If you’re like most small businesses, you don’t spend much time on internal seek-and-destroy missions that identify and kill unproductive elements. That, says Auren Hoffman at the Summation blog, is a mistake. “While it does not come [naturally] for a company (or any organization) to toss things out,” he writes, “every so often you need to look at everything and focus on getting rid of things that are no longer needed, important, or helping the company grow.”

Hoffman lists categories that deserve your critical attention, including these:

Products. For various reasons, you might cling to a product or project that drains resources without producing ROI. Hoffman’s advice: Kill it.

Features. “Your products may have features once thought to be important, but are no longer necessary or demanded by customers,” he says. “Slay them.”

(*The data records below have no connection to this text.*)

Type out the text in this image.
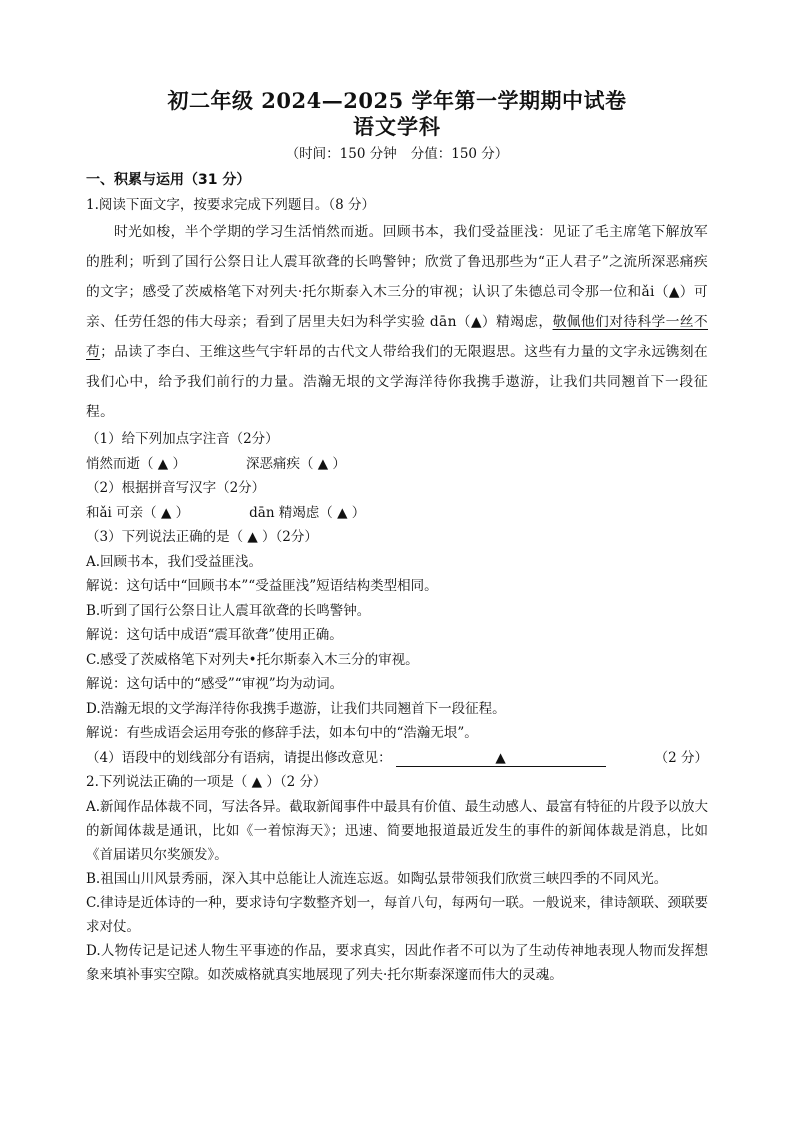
初二年级 2024—2025 学年第一学期期中试卷
语文学科

（时间：150 分钟 分值：150 分）

一、积累与运用（31 分）

1.阅读下面文字，按要求完成下列题目。（8 分）

时光如梭，半个学期的学习生活悄然而逝。回顾书本，我们受益匪浅：见证了毛主席笔下解放军的胜利；听到了国行公祭日让人震耳欲聋的长鸣警钟；欣赏了鲁迅那些为“正人君子”之流所深恶痛疾的文字；感受了茨威格笔下对列夫·托尔斯泰入木三分的审视；认识了朱德总司令那一位和ǎi（▲）可亲、任劳任怨的伟大母亲；看到了居里夫妇为科学实验 dān（▲）精竭虑，敬佩他们对待科学一丝不苟；品读了李白、王维这些气宇轩昂的古代文人带给我们的无限遐思。这些有力量的文字永远镌刻在我们心中，给予我们前行的力量。浩瀚无垠的文学海洋待你我携手遨游，让我们共同翘首下一段征程。

（1）给下列加点字注音（2分）

悄然而逝（ ▲ ）	深恶痛疾（ ▲ ）

（2）根据拼音写汉字（2分）

和ǎi 可亲（ ▲ ）	dān 精竭虑（ ▲ ）

（3）下列说法正确的是（ ▲ ）（2分）

A.回顾书本，我们受益匪浅。

解说：这句话中“回顾书本”“受益匪浅”短语结构类型相同。

B.听到了国行公祭日让人震耳欲聋的长鸣警钟。

解说：这句话中成语“震耳欲聋”使用正确。

C.感受了茨威格笔下对列夫•托尔斯泰入木三分的审视。

解说：这句话中的“感受”“审视”均为动词。

D.浩瀚无垠的文学海洋待你我携手遨游，让我们共同翘首下一段征程。

解说：有些成语会运用夸张的修辞手法，如本句中的“浩瀚无垠”。

（4）语段中的划线部分有语病，请提出修改意见：	▲	（2 分）

2.下列说法正确的一项是（ ▲ ）（2 分）

A.新闻作品体裁不同，写法各异。截取新闻事件中最具有价值、最生动感人、最富有特征的片段予以放大的新闻体裁是通讯，比如《一着惊海天》；迅速、简要地报道最近发生的事件的新闻体裁是消息，比如《首届诺贝尔奖颁发》。

B.祖国山川风景秀丽，深入其中总能让人流连忘返。如陶弘景带领我们欣赏三峡四季的不同风光。

C.律诗是近体诗的一种，要求诗句字数整齐划一，每首八句，每两句一联。一般说来，律诗颔联、颈联要求对仗。

D.人物传记是记述人物生平事迹的作品，要求真实，因此作者不可以为了生动传神地表现人物而发挥想象来填补事实空隙。如茨威格就真实地展现了列夫·托尔斯泰深邃而伟大的灵魂。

People. Especially in a small company, each team member must remain in top form. With regular assessments, you can more easily identify bad hires or address dipping performance levels before they get out of hand. “Never settle for ‘average’ people,” argues Hoffman. “As Reed Hastings is famous for saying: adequate performance deserves a nice severance package.”

Investors. As your company grows, he contends, some of your early investors may no longer add value. “Buy these investors out—many of them will be happy to give up their stock for a decent return.”

“Being able to kill things early is essential to the long-term growth and success of any company,” notes Hoffman. “But recognizing that you should be searching for things to kill is the first step to building a better company.”